South Sudan’s Churches Hold Key to Peace
September 14, 2016 Joan Mumaw
South Sudan women praying for peace

Church Has Backing of Vatican to Implement an “Action Plan for Peace”

The world’s newest nation, South Sudan is majority-Christian and fraught with violence — and the Church holds the keys to making peace a reality.

The Church — meaning the Catholic Church and all of South Sudan’s Christian churches — commands universal respect and credibility with South Sudanese, according to John Ashworth, special adviser to the South Sudan Council of Churches. He told the Register that if governments and their people want to help South Sudan achieve peace, they have to work with the Church. No other institution in the country has the influence and moral authority that the South Sudanese churches possess.

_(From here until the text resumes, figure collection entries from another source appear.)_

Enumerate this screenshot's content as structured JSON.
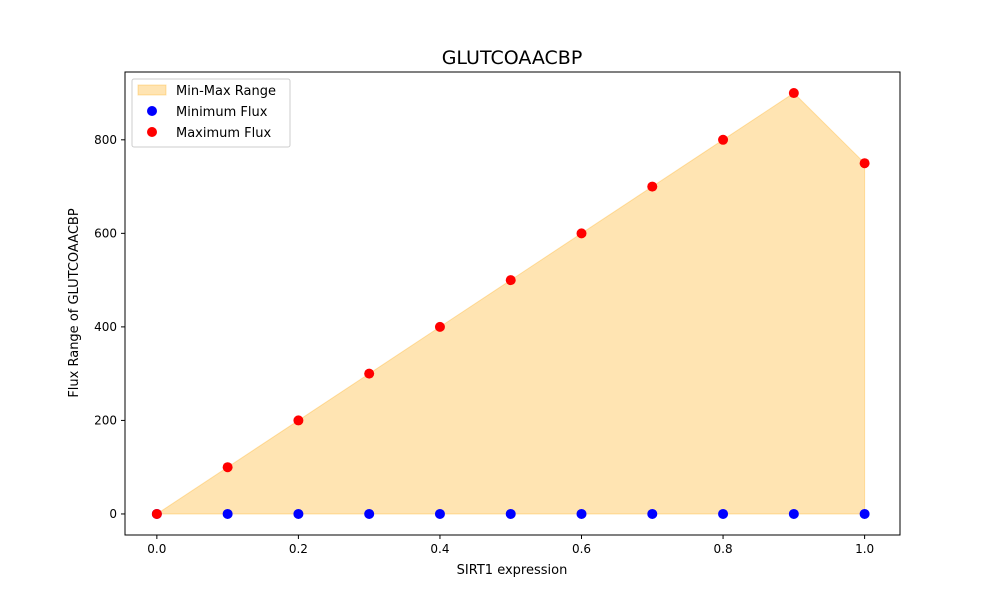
{
  "chart_data": {
    "type": "scatter",
    "title": "GLUTCOAACBP",
    "xlabel": "SIRT1 expression",
    "ylabel": "Flux Range of GLUTCOAACBP",
    "xlim": [
      -0.045,
      1.05
    ],
    "ylim": [
      -45,
      945
    ],
    "xticks": [
      0.0,
      0.2,
      0.4,
      0.6,
      0.8,
      1.0
    ],
    "xtick_labels": [
      "0.0",
      "0.2",
      "0.4",
      "0.6",
      "0.8",
      "1.0"
    ],
    "yticks": [
      0,
      200,
      400,
      600,
      800
    ],
    "ytick_labels": [
      "0",
      "200",
      "400",
      "600",
      "800"
    ],
    "grid": false,
    "legend_position": "top-left",
    "x": [
      0.0,
      0.1,
      0.2,
      0.3,
      0.4,
      0.5,
      0.6,
      0.7,
      0.8,
      0.9,
      1.0
    ],
    "series": [
      {
        "name": "Minimum Flux",
        "kind": "scatter",
        "color": "#0000ff",
        "values": [
          0,
          0,
          0,
          0,
          0,
          0,
          0,
          0,
          0,
          0,
          0
        ]
      },
      {
        "name": "Maximum Flux",
        "kind": "scatter",
        "color": "#ff0000",
        "values": [
          0,
          100,
          200,
          300,
          400,
          500,
          600,
          700,
          800,
          900,
          750
        ]
      }
    ],
    "band": {
      "name": "Min-Max Range",
      "color": "#ffa500",
      "lower_series": "Minimum Flux",
      "upper_series": "Maximum Flux"
    }
  }
}
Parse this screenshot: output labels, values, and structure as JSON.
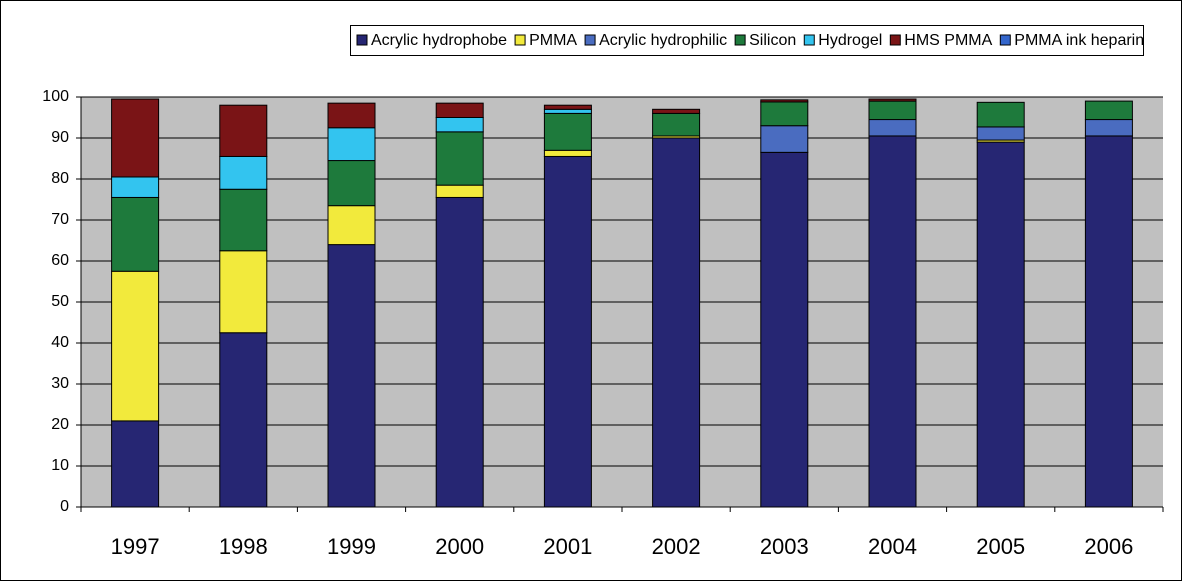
{
  "chart_data": {
    "type": "stacked_bar",
    "categories": [
      "1997",
      "1998",
      "1999",
      "2000",
      "2001",
      "2002",
      "2003",
      "2004",
      "2005",
      "2006"
    ],
    "series": [
      {
        "name": "Acrylic hydrophobe",
        "color": "#262673",
        "values": [
          21,
          42.5,
          64,
          75.5,
          85.5,
          90,
          86.5,
          90.5,
          89,
          90.5
        ]
      },
      {
        "name": "PMMA",
        "color": "#f2ea3c",
        "values": [
          36.5,
          20,
          9.5,
          3,
          1.5,
          0.5,
          0,
          0,
          0.5,
          0
        ]
      },
      {
        "name": "Acrylic hydrophilic",
        "color": "#4a6cc0",
        "values": [
          0,
          0,
          0,
          0,
          0,
          0,
          6.5,
          4,
          3.2,
          4
        ]
      },
      {
        "name": "Silicon",
        "color": "#1e7a3c",
        "values": [
          18,
          15,
          11,
          13,
          9,
          5.5,
          5.8,
          4.5,
          6,
          4.5
        ]
      },
      {
        "name": "Hydrogel",
        "color": "#33c4ef",
        "values": [
          5,
          8,
          8,
          3.5,
          1,
          0,
          0,
          0,
          0,
          0
        ]
      },
      {
        "name": "HMS PMMA",
        "color": "#7a1416",
        "values": [
          19,
          12.5,
          6,
          3.5,
          1,
          1,
          0.5,
          0.5,
          0,
          0
        ]
      },
      {
        "name": "PMMA ink heparin",
        "color": "#3366cc",
        "values": [
          0,
          0,
          0,
          0,
          0,
          0,
          0,
          0,
          0,
          0
        ]
      }
    ],
    "ylim": [
      0,
      100
    ],
    "yticks": [
      0,
      10,
      20,
      30,
      40,
      50,
      60,
      70,
      80,
      90,
      100
    ],
    "grid": true
  }
}
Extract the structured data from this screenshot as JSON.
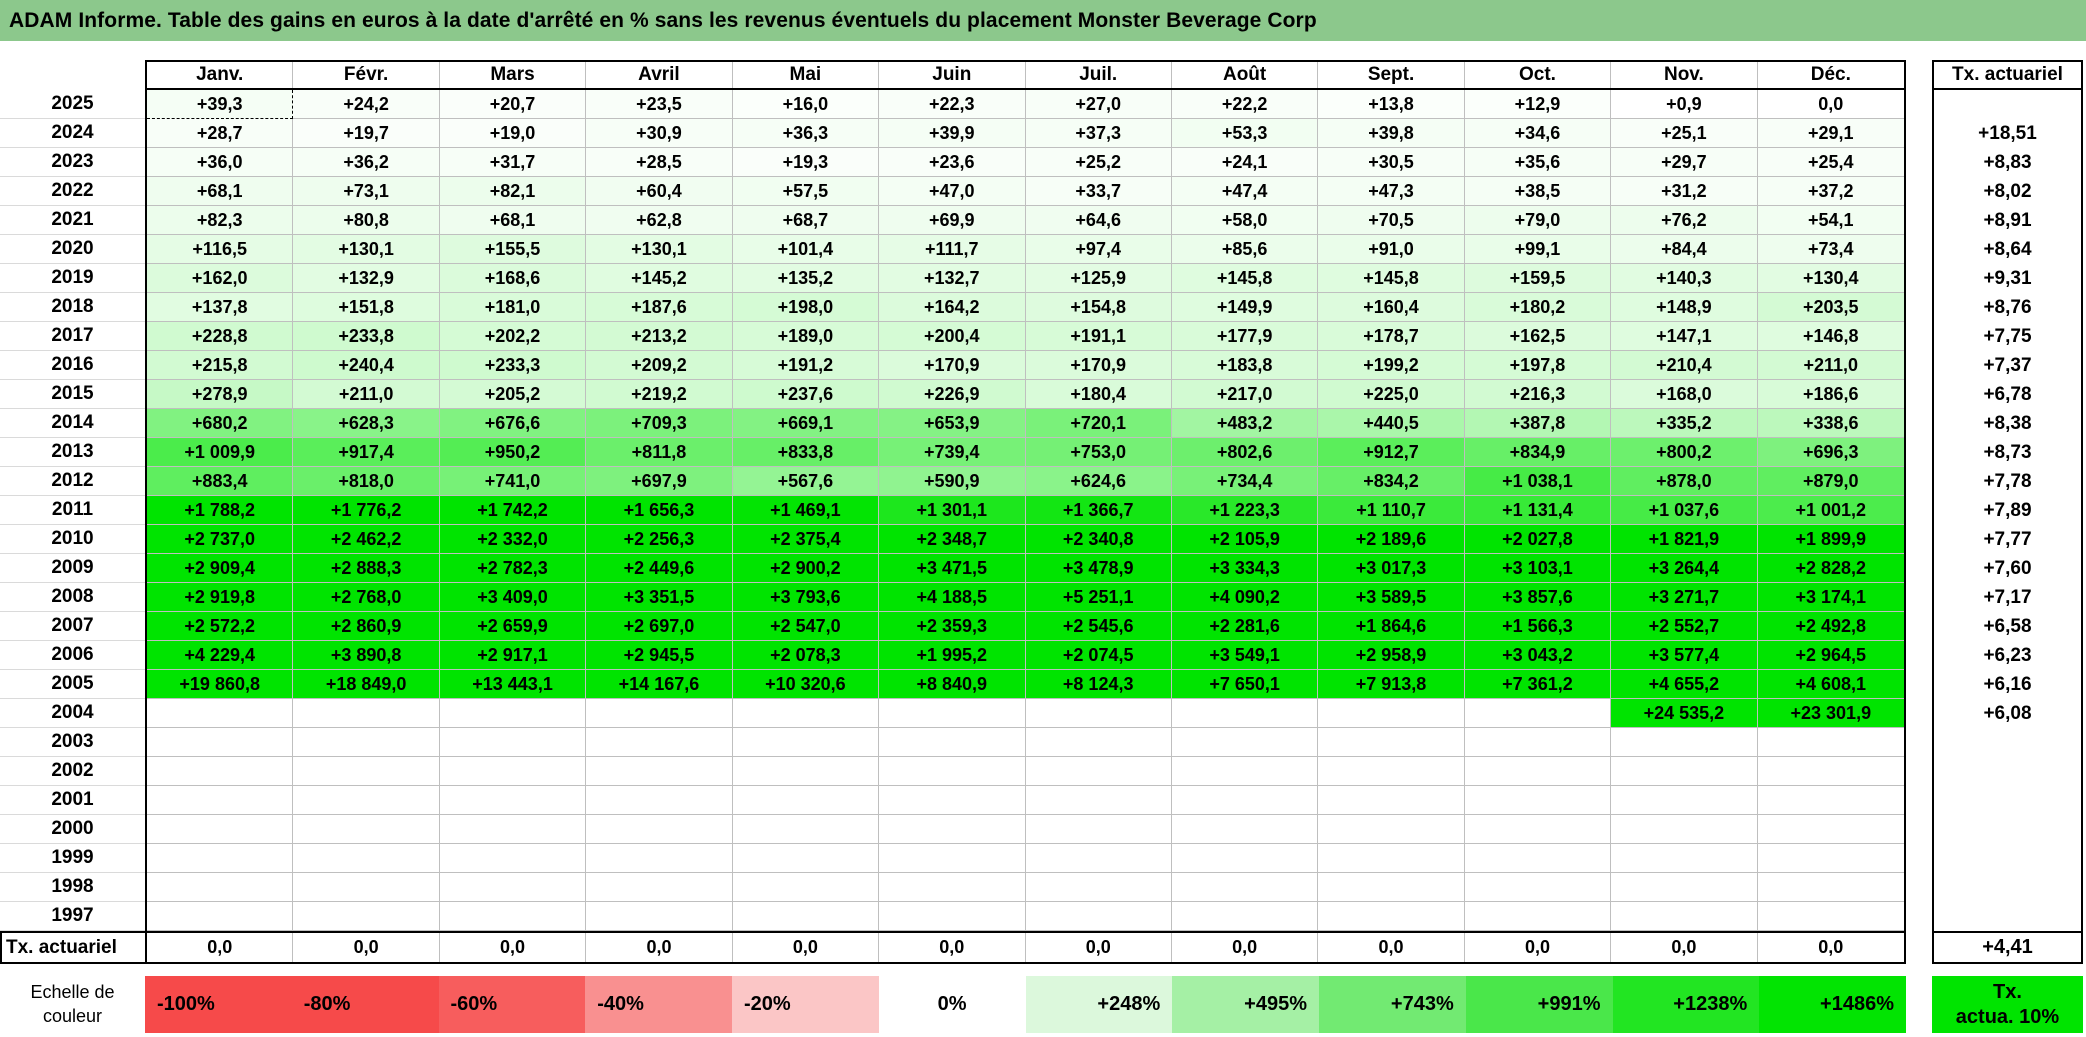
{
  "title": "ADAM Informe. Table des gains en euros à la date d'arrêté en % sans les revenus éventuels du placement Monster Beverage Corp",
  "months": [
    "Janv.",
    "Févr.",
    "Mars",
    "Avril",
    "Mai",
    "Juin",
    "Juil.",
    "Août",
    "Sept.",
    "Oct.",
    "Nov.",
    "Déc."
  ],
  "right_column": {
    "header": "Tx. actuariel"
  },
  "rows": [
    {
      "year": "2025",
      "cells": [
        "+39,3",
        "+24,2",
        "+20,7",
        "+23,5",
        "+16,0",
        "+22,3",
        "+27,0",
        "+22,2",
        "+13,8",
        "+12,9",
        "+0,9",
        "0,0"
      ],
      "tx": ""
    },
    {
      "year": "2024",
      "cells": [
        "+28,7",
        "+19,7",
        "+19,0",
        "+30,9",
        "+36,3",
        "+39,9",
        "+37,3",
        "+53,3",
        "+39,8",
        "+34,6",
        "+25,1",
        "+29,1"
      ],
      "tx": "+18,51"
    },
    {
      "year": "2023",
      "cells": [
        "+36,0",
        "+36,2",
        "+31,7",
        "+28,5",
        "+19,3",
        "+23,6",
        "+25,2",
        "+24,1",
        "+30,5",
        "+35,6",
        "+29,7",
        "+25,4"
      ],
      "tx": "+8,83"
    },
    {
      "year": "2022",
      "cells": [
        "+68,1",
        "+73,1",
        "+82,1",
        "+60,4",
        "+57,5",
        "+47,0",
        "+33,7",
        "+47,4",
        "+47,3",
        "+38,5",
        "+31,2",
        "+37,2"
      ],
      "tx": "+8,02"
    },
    {
      "year": "2021",
      "cells": [
        "+82,3",
        "+80,8",
        "+68,1",
        "+62,8",
        "+68,7",
        "+69,9",
        "+64,6",
        "+58,0",
        "+70,5",
        "+79,0",
        "+76,2",
        "+54,1"
      ],
      "tx": "+8,91"
    },
    {
      "year": "2020",
      "cells": [
        "+116,5",
        "+130,1",
        "+155,5",
        "+130,1",
        "+101,4",
        "+111,7",
        "+97,4",
        "+85,6",
        "+91,0",
        "+99,1",
        "+84,4",
        "+73,4"
      ],
      "tx": "+8,64"
    },
    {
      "year": "2019",
      "cells": [
        "+162,0",
        "+132,9",
        "+168,6",
        "+145,2",
        "+135,2",
        "+132,7",
        "+125,9",
        "+145,8",
        "+145,8",
        "+159,5",
        "+140,3",
        "+130,4"
      ],
      "tx": "+9,31"
    },
    {
      "year": "2018",
      "cells": [
        "+137,8",
        "+151,8",
        "+181,0",
        "+187,6",
        "+198,0",
        "+164,2",
        "+154,8",
        "+149,9",
        "+160,4",
        "+180,2",
        "+148,9",
        "+203,5"
      ],
      "tx": "+8,76"
    },
    {
      "year": "2017",
      "cells": [
        "+228,8",
        "+233,8",
        "+202,2",
        "+213,2",
        "+189,0",
        "+200,4",
        "+191,1",
        "+177,9",
        "+178,7",
        "+162,5",
        "+147,1",
        "+146,8"
      ],
      "tx": "+7,75"
    },
    {
      "year": "2016",
      "cells": [
        "+215,8",
        "+240,4",
        "+233,3",
        "+209,2",
        "+191,2",
        "+170,9",
        "+170,9",
        "+183,8",
        "+199,2",
        "+197,8",
        "+210,4",
        "+211,0"
      ],
      "tx": "+7,37"
    },
    {
      "year": "2015",
      "cells": [
        "+278,9",
        "+211,0",
        "+205,2",
        "+219,2",
        "+237,6",
        "+226,9",
        "+180,4",
        "+217,0",
        "+225,0",
        "+216,3",
        "+168,0",
        "+186,6"
      ],
      "tx": "+6,78"
    },
    {
      "year": "2014",
      "cells": [
        "+680,2",
        "+628,3",
        "+676,6",
        "+709,3",
        "+669,1",
        "+653,9",
        "+720,1",
        "+483,2",
        "+440,5",
        "+387,8",
        "+335,2",
        "+338,6"
      ],
      "tx": "+8,38"
    },
    {
      "year": "2013",
      "cells": [
        "+1 009,9",
        "+917,4",
        "+950,2",
        "+811,8",
        "+833,8",
        "+739,4",
        "+753,0",
        "+802,6",
        "+912,7",
        "+834,9",
        "+800,2",
        "+696,3"
      ],
      "tx": "+8,73"
    },
    {
      "year": "2012",
      "cells": [
        "+883,4",
        "+818,0",
        "+741,0",
        "+697,9",
        "+567,6",
        "+590,9",
        "+624,6",
        "+734,4",
        "+834,2",
        "+1 038,1",
        "+878,0",
        "+879,0"
      ],
      "tx": "+7,78"
    },
    {
      "year": "2011",
      "cells": [
        "+1 788,2",
        "+1 776,2",
        "+1 742,2",
        "+1 656,3",
        "+1 469,1",
        "+1 301,1",
        "+1 366,7",
        "+1 223,3",
        "+1 110,7",
        "+1 131,4",
        "+1 037,6",
        "+1 001,2"
      ],
      "tx": "+7,89"
    },
    {
      "year": "2010",
      "cells": [
        "+2 737,0",
        "+2 462,2",
        "+2 332,0",
        "+2 256,3",
        "+2 375,4",
        "+2 348,7",
        "+2 340,8",
        "+2 105,9",
        "+2 189,6",
        "+2 027,8",
        "+1 821,9",
        "+1 899,9"
      ],
      "tx": "+7,77"
    },
    {
      "year": "2009",
      "cells": [
        "+2 909,4",
        "+2 888,3",
        "+2 782,3",
        "+2 449,6",
        "+2 900,2",
        "+3 471,5",
        "+3 478,9",
        "+3 334,3",
        "+3 017,3",
        "+3 103,1",
        "+3 264,4",
        "+2 828,2"
      ],
      "tx": "+7,60"
    },
    {
      "year": "2008",
      "cells": [
        "+2 919,8",
        "+2 768,0",
        "+3 409,0",
        "+3 351,5",
        "+3 793,6",
        "+4 188,5",
        "+5 251,1",
        "+4 090,2",
        "+3 589,5",
        "+3 857,6",
        "+3 271,7",
        "+3 174,1"
      ],
      "tx": "+7,17"
    },
    {
      "year": "2007",
      "cells": [
        "+2 572,2",
        "+2 860,9",
        "+2 659,9",
        "+2 697,0",
        "+2 547,0",
        "+2 359,3",
        "+2 545,6",
        "+2 281,6",
        "+1 864,6",
        "+1 566,3",
        "+2 552,7",
        "+2 492,8"
      ],
      "tx": "+6,58"
    },
    {
      "year": "2006",
      "cells": [
        "+4 229,4",
        "+3 890,8",
        "+2 917,1",
        "+2 945,5",
        "+2 078,3",
        "+1 995,2",
        "+2 074,5",
        "+3 549,1",
        "+2 958,9",
        "+3 043,2",
        "+3 577,4",
        "+2 964,5"
      ],
      "tx": "+6,23"
    },
    {
      "year": "2005",
      "cells": [
        "+19 860,8",
        "+18 849,0",
        "+13 443,1",
        "+14 167,6",
        "+10 320,6",
        "+8 840,9",
        "+8 124,3",
        "+7 650,1",
        "+7 913,8",
        "+7 361,2",
        "+4 655,2",
        "+4 608,1"
      ],
      "tx": "+6,16"
    },
    {
      "year": "2004",
      "cells": [
        "",
        "",
        "",
        "",
        "",
        "",
        "",
        "",
        "",
        "",
        "+24 535,2",
        "+23 301,9"
      ],
      "tx": "+6,08"
    },
    {
      "year": "2003",
      "cells": [
        "",
        "",
        "",
        "",
        "",
        "",
        "",
        "",
        "",
        "",
        "",
        ""
      ],
      "tx": ""
    },
    {
      "year": "2002",
      "cells": [
        "",
        "",
        "",
        "",
        "",
        "",
        "",
        "",
        "",
        "",
        "",
        ""
      ],
      "tx": ""
    },
    {
      "year": "2001",
      "cells": [
        "",
        "",
        "",
        "",
        "",
        "",
        "",
        "",
        "",
        "",
        "",
        ""
      ],
      "tx": ""
    },
    {
      "year": "2000",
      "cells": [
        "",
        "",
        "",
        "",
        "",
        "",
        "",
        "",
        "",
        "",
        "",
        ""
      ],
      "tx": ""
    },
    {
      "year": "1999",
      "cells": [
        "",
        "",
        "",
        "",
        "",
        "",
        "",
        "",
        "",
        "",
        "",
        ""
      ],
      "tx": ""
    },
    {
      "year": "1998",
      "cells": [
        "",
        "",
        "",
        "",
        "",
        "",
        "",
        "",
        "",
        "",
        "",
        ""
      ],
      "tx": ""
    },
    {
      "year": "1997",
      "cells": [
        "",
        "",
        "",
        "",
        "",
        "",
        "",
        "",
        "",
        "",
        "",
        ""
      ],
      "tx": ""
    }
  ],
  "footer": {
    "label": "Tx. actuariel",
    "values": [
      "0,0",
      "0,0",
      "0,0",
      "0,0",
      "0,0",
      "0,0",
      "0,0",
      "0,0",
      "0,0",
      "0,0",
      "0,0",
      "0,0"
    ],
    "tx": "+4,41"
  },
  "legend": {
    "label_line1": "Echelle de",
    "label_line2": "couleur",
    "items": [
      {
        "label": "-100%",
        "color": "#F64A4A",
        "align": "left"
      },
      {
        "label": "-80%",
        "color": "#F64A4A",
        "align": "left"
      },
      {
        "label": "-60%",
        "color": "#F75D5D",
        "align": "left"
      },
      {
        "label": "-40%",
        "color": "#F99090",
        "align": "left"
      },
      {
        "label": "-20%",
        "color": "#FBC6C6",
        "align": "left"
      },
      {
        "label": "0%",
        "color": "#FFFFFF",
        "align": "center"
      },
      {
        "label": "+248%",
        "color": "#DCF8DC",
        "align": "right"
      },
      {
        "label": "+495%",
        "color": "#A5F0A5",
        "align": "right"
      },
      {
        "label": "+743%",
        "color": "#72EA72",
        "align": "right"
      },
      {
        "label": "+991%",
        "color": "#4AE74A",
        "align": "right"
      },
      {
        "label": "+1238%",
        "color": "#22E522",
        "align": "right"
      },
      {
        "label": "+1486%",
        "color": "#02E402",
        "align": "right"
      }
    ],
    "tx_line1": "Tx.",
    "tx_line2": "actua. 10%",
    "tx_color": "#00E400"
  },
  "colors": {
    "title_bg": "#8CC88C",
    "heat_full_green": "#00E400",
    "scale_max_percent": 1486
  }
}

The Church has stayed with the people through their most brutal periods of fighting, in the years since the British pulled out in 1956…

The tragedy of the civil war, he explained, was that South Sudanese’s fight for independence had neglected the task of nation-building and
crafting a national vision…

Right now, the Church is focused on mobilizing its resources, with the backing of the Vatican, to implement an “action plan for peace”…

Ashworth said the plan involves all levels of South Sudanese society and complements the official negotiations. The plan’s main feature involves conducting a grassroots reconciliation process where people can meet in safe, neutral forums guaranteed by the Church. They want the different stakeholders in South Sudan to come together, build trust and address the root causes of the conflict.

The plan will heavily involve women, traditionally the “great peacemakers” in South Sudanese society, who suffer the most amid conflict. They also have a great ability to mobilize themselves and their communities and exert influence in this patriarchal society.

Ultimately, the culture and habits of war that developed over 60 years have to be unlearned, Ashworth explained. Right now, South Sudan has no infrastructure and little work beyond cattle herding. South Sudan has oil, but the market’s current prices make oil more costly to pump than to sell. Added to this mix is a large pool of young civilian men who are tough, armed and have nothing to do — until someone gets killed.

South Sudan is an honor-based culture with a history of revenge killing — when fighting breaks out between individuals, it soon leads to fighting between tribes. But people follow their leaders: The question is whether the leaders will follow the Church to commit to peace.

“If we can’t solve this, I don’t know who can,” Ashworth said.